Wait, let's check again. The problem says "Round your answer to one more decimal place than the original data." The original data is "to the nearest one - tenth of a mile", so each data point has one decimal place (e.g., 17.0, 18.0). So we need to round the variance to two decimal places.

But let's confirm the calculation of variance.

Alternatively, maybe the problem expects sample variance. Let's check both:

Sample variance: \(s^2=\frac{809.3336}{5}\approx161.8667\approx161.87\)

But which is it? The problem says "the owner of a small manufacturing plant employs six people" – so it's the entire population of employees, so population variance.

Wait, let's check the sum of the data again: 17 + 18 = 35; 35+35 = 70; 70+31 = 101; 101+21 = 122; 122+50 = 172. Correct. Mean is 172/6 ≈28.6667. Correct.
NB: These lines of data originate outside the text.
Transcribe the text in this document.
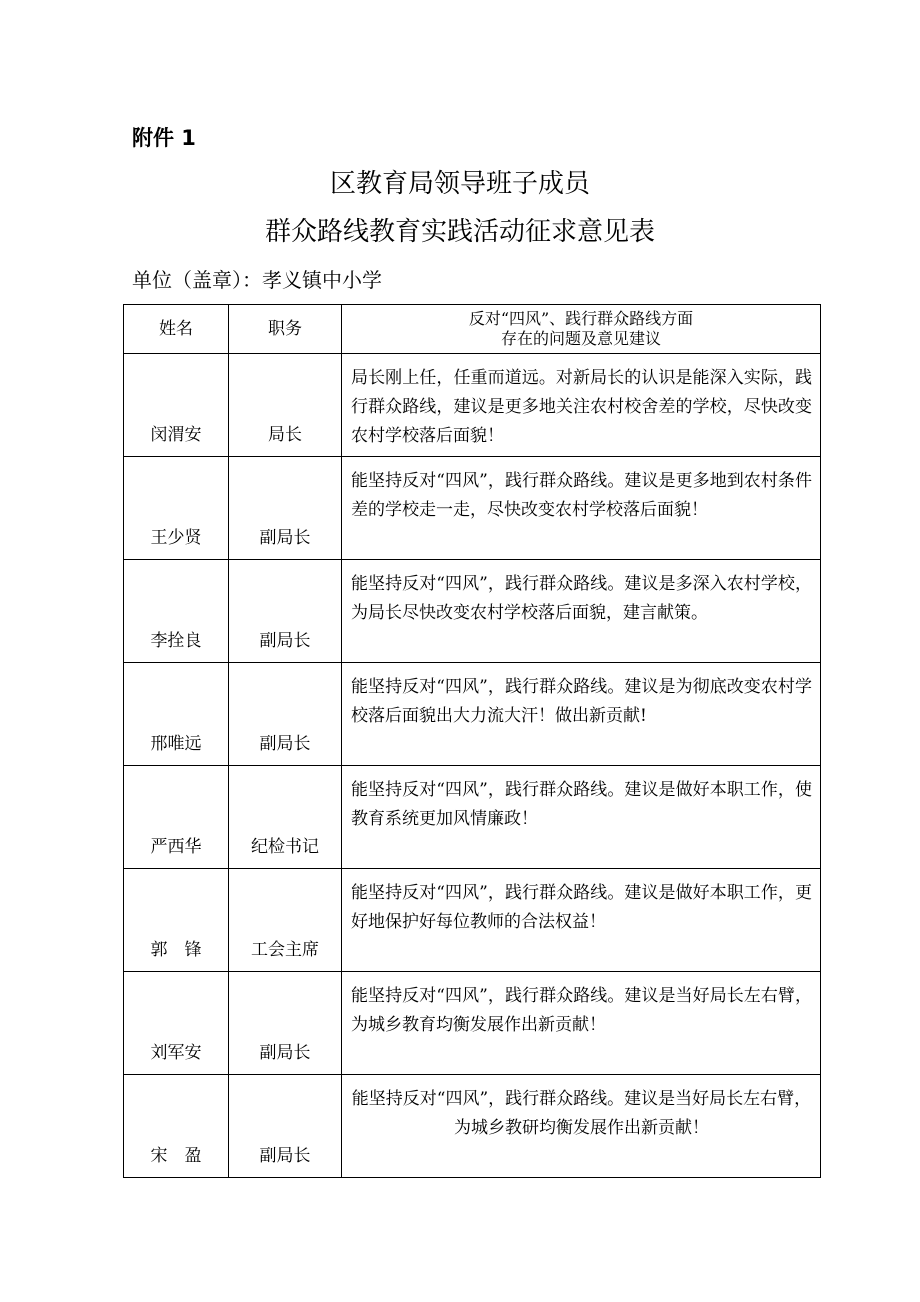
附件 1
区教育局领导班子成员
群众路线教育实践活动征求意见表
单位（盖章）：孝义镇中小学
姓名	职务	反对“四风”、践行群众路线方面
存在的问题及意见建议

闵渭安	局长	局长刚上任，任重而道远。对新局长的认识是能深入实际，践行群众路线，建议是更多地关注农村校舍差的学校，尽快改变农村学校落后面貌！
王少贤	副局长	能坚持反对“四风”，践行群众路线。建议是更多地到农村条件差的学校走一走，尽快改变农村学校落后面貌！
李拴良	副局长	能坚持反对“四风”，践行群众路线。建议是多深入农村学校，为局长尽快改变农村学校落后面貌，建言献策。
邢唯远	副局长	能坚持反对“四风”，践行群众路线。建议是为彻底改变农村学校落后面貌出大力流大汗！做出新贡献!
严西华	纪检书记	能坚持反对“四风”，践行群众路线。建议是做好本职工作，使教育系统更加风情廉政！
郭　锋	工会主席	能坚持反对“四风”，践行群众路线。建议是做好本职工作，更好地保护好每位教师的合法权益！
刘军安	副局长	能坚持反对“四风”，践行群众路线。建议是当好局长左右臂，为城乡教育均衡发展作出新贡献！
宋　盈	副局长	能坚持反对“四风”，践行群众路线。建议是当好局长左右臂，为城乡教研均衡发展作出新贡献！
Sum of squared deviations: as calculated, 809.3336.

Population variance: 809.3336 / 6 ≈134.8889 ≈134.89 (rounded to two decimal places, since original data has one decimal place (nearest tenth)).

Wait, but maybe I made a mistake in assuming population. Let's see, in statistics, when the data is the entire population, we use \(\sigma^2\), when it's a sample, \(s^2\). Since there are six employees, and we have data from all six, it's population. So variance is \(\frac{\sum(x_i - \bar{x})^2}{N}=\frac{809.3336}{6}\approx134.89\)

Answer:

\(134.89\) (if population) or \(161.87\) (if sample). But since it's all employees, population variance is appropriate. So the answer is approximately \(134.89\) (rounded to two decimal places, one more than the original data's one decimal place (nearest tenth)).